Suite à ces élections, le Général est élu par l’Assemblée Président du gouvernement provisoire le 13 novembre et le cabinet formé par lui le 21 novembre est tripartite. Il s’est donc entouré de ministres communistes, MRP et socialistes. Les trois partis obtiennent chacun 5 portefeuilles sur les 21 que compte le cabinet.

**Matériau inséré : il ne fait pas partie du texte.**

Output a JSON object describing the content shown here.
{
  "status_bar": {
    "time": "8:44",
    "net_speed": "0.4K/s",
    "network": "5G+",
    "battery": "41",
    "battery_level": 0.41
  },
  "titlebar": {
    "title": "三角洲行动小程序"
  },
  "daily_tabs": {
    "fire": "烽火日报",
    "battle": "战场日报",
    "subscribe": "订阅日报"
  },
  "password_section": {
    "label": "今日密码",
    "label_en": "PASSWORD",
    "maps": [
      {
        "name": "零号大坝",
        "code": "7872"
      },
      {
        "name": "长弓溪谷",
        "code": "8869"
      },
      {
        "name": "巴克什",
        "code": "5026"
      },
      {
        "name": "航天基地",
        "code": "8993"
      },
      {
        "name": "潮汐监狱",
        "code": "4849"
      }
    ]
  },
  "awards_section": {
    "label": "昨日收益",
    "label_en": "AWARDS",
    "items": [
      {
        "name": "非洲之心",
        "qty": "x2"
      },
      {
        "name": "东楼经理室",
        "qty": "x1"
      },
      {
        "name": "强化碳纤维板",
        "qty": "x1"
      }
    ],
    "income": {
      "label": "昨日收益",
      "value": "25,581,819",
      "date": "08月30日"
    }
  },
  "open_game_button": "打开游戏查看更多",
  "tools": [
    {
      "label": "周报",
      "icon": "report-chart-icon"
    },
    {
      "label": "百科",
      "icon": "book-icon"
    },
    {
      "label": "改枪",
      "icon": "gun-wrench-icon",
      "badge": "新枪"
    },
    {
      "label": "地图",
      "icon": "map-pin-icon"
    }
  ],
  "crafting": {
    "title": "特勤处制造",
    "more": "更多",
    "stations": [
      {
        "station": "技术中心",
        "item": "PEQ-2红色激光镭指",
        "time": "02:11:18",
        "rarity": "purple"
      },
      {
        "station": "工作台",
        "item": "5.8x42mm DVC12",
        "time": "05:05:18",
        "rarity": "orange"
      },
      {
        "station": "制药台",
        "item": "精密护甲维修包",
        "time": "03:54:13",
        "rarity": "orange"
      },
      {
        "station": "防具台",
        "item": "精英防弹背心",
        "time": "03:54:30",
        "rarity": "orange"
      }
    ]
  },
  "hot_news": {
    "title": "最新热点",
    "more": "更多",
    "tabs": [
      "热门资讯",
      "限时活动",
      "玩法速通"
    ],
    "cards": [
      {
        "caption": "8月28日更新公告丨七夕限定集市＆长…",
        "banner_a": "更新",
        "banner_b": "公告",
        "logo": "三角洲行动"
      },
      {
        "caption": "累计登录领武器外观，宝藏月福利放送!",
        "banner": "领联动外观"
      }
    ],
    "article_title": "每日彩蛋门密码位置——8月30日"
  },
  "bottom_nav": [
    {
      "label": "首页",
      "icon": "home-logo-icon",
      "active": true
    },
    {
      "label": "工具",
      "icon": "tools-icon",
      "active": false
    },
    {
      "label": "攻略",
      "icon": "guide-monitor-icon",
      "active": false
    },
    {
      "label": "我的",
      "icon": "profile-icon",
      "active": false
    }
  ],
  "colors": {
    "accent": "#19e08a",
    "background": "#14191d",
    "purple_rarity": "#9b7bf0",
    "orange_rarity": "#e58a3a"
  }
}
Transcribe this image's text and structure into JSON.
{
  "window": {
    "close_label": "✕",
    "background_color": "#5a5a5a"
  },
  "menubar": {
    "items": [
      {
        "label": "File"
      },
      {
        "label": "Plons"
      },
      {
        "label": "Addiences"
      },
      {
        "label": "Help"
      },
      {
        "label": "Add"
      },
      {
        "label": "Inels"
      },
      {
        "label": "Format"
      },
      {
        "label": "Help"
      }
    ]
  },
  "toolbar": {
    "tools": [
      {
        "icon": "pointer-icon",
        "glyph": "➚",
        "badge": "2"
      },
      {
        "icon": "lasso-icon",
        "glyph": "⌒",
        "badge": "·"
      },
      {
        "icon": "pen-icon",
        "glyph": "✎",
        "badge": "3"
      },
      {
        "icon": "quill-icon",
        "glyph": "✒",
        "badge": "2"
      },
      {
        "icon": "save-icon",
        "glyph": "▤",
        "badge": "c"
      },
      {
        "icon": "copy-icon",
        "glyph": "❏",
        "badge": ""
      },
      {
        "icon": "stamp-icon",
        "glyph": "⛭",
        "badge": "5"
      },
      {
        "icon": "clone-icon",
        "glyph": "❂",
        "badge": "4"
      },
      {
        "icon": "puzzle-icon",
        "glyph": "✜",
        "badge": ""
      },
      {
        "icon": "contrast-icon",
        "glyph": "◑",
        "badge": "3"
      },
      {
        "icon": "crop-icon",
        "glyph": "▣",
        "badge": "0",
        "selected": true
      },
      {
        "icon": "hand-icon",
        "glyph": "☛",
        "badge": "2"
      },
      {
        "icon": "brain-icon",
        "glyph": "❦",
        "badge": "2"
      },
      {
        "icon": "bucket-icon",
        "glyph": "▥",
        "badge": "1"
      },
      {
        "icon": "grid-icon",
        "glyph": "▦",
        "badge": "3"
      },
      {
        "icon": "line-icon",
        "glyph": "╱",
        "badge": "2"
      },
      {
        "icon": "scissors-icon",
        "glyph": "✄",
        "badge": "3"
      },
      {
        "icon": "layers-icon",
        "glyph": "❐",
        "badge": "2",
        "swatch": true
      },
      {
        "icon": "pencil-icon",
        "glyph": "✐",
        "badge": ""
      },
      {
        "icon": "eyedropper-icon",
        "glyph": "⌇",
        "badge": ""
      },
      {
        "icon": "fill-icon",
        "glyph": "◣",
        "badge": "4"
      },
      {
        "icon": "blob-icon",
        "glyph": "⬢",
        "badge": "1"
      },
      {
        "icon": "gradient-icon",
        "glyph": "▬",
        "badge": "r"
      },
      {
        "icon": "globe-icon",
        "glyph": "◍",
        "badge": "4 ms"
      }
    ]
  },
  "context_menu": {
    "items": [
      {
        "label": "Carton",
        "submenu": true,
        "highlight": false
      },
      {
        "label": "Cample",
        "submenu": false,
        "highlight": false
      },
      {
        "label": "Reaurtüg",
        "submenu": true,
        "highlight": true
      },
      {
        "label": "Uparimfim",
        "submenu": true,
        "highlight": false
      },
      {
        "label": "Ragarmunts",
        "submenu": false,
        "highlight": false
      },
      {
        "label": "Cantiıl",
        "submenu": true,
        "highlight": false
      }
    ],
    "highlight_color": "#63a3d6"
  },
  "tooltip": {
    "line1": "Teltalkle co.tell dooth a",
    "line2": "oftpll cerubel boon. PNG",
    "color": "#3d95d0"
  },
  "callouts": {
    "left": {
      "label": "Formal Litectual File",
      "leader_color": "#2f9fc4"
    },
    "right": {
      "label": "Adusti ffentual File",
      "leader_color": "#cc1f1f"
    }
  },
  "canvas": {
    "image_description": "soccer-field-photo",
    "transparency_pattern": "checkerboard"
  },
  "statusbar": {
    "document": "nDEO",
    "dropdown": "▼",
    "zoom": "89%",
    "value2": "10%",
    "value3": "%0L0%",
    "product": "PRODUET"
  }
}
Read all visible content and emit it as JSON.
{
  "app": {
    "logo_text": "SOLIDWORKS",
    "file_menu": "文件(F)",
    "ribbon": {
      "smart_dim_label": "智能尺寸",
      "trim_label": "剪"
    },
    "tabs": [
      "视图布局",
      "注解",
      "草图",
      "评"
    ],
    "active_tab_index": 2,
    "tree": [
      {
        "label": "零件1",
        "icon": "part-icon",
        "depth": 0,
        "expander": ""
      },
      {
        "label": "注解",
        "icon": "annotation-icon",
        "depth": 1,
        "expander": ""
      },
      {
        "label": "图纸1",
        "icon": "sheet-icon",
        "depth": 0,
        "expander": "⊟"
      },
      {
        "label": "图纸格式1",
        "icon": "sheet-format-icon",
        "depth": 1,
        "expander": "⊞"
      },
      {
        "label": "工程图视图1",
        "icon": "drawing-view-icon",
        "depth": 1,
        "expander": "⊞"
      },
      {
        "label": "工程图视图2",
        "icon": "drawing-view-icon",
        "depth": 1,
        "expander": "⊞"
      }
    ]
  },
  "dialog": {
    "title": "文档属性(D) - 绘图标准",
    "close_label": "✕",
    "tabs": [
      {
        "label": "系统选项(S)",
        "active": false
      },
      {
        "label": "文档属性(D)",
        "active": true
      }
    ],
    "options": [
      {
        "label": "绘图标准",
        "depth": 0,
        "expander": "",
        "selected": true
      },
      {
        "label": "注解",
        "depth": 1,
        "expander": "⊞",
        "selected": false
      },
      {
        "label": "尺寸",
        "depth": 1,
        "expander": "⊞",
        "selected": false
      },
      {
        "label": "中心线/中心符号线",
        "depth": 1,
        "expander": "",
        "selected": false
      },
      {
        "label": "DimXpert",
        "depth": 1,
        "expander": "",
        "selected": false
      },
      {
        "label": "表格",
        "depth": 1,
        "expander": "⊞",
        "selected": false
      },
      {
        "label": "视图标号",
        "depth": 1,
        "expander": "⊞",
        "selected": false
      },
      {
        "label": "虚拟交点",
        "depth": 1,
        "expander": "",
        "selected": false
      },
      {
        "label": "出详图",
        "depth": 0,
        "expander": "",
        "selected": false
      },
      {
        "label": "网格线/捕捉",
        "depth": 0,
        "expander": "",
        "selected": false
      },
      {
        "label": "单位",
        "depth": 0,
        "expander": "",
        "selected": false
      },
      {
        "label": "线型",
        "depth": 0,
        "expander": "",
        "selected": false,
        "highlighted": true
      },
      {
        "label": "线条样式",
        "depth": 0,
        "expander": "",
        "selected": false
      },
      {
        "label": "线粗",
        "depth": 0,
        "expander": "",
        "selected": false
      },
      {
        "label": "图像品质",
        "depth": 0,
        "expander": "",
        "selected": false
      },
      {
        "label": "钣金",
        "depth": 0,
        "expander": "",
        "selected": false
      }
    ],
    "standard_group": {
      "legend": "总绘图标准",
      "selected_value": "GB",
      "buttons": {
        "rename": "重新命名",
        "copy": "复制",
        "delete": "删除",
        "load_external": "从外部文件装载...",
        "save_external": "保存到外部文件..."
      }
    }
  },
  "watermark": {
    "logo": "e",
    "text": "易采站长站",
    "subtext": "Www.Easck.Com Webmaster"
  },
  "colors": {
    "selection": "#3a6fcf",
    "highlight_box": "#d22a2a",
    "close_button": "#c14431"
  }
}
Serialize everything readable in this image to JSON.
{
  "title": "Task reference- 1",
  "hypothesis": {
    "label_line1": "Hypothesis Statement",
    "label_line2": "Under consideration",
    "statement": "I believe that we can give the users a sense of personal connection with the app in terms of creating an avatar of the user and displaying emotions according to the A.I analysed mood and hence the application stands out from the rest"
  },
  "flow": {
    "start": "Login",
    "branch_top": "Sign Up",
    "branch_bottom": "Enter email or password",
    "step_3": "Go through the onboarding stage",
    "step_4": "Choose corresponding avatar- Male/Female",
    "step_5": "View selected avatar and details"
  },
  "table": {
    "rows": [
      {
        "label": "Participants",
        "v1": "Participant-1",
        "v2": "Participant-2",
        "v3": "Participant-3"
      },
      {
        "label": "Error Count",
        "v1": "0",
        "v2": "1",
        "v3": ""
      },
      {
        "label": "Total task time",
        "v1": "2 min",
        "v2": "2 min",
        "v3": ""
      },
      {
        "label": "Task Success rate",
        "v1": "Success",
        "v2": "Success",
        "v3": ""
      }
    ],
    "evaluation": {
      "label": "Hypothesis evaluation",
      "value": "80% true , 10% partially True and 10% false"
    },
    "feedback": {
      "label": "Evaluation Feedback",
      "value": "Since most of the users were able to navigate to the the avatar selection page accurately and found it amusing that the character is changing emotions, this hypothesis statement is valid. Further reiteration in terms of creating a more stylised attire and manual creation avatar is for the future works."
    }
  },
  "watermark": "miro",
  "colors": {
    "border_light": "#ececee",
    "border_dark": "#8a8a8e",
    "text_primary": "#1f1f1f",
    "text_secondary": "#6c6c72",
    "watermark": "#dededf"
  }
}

Le 4 décembre, la commission de la Constitution instituée suite aux scrutins du 21 octobre tient sa première réunion. Parmi les priorités des constituants figure la volonté de réduire au minimum les pouvoirs du futur président de la République. Les parlementaires ont en tête un système institutionnel où l’exécutif serait soumis au législatif. De Gaulle, dont le mandat à la tête du gouvernement vient d’être renouvelé, ne cache plus son agacement face à la réapparition du régime des partis et des combinaisons, qui avait fini par paralyser la IIIe République.

Les travaux de la commission désignée par la Constituante ne laissent guère de doute sur l’orientation du futur régime. Plutôt que d’être paralysé par un parlementarisme dévoyé, le Général préfère battre en retraite. (...)

Devant ses ministres réunis ce dimanche 20 janvier 1946, il explique qu’il serait « vain et même indigne, d’affecter de gouverner, dès lors que les partis ont recouvré leurs moyens et repris leurs jeux d’antan ». Il s’agit, dans son esprit, de bien choisir entre un gouvernement qui gouverne et une assemblée omnipotente, ne faisant que déléguer à un gouvernement pour accomplir ses volontés.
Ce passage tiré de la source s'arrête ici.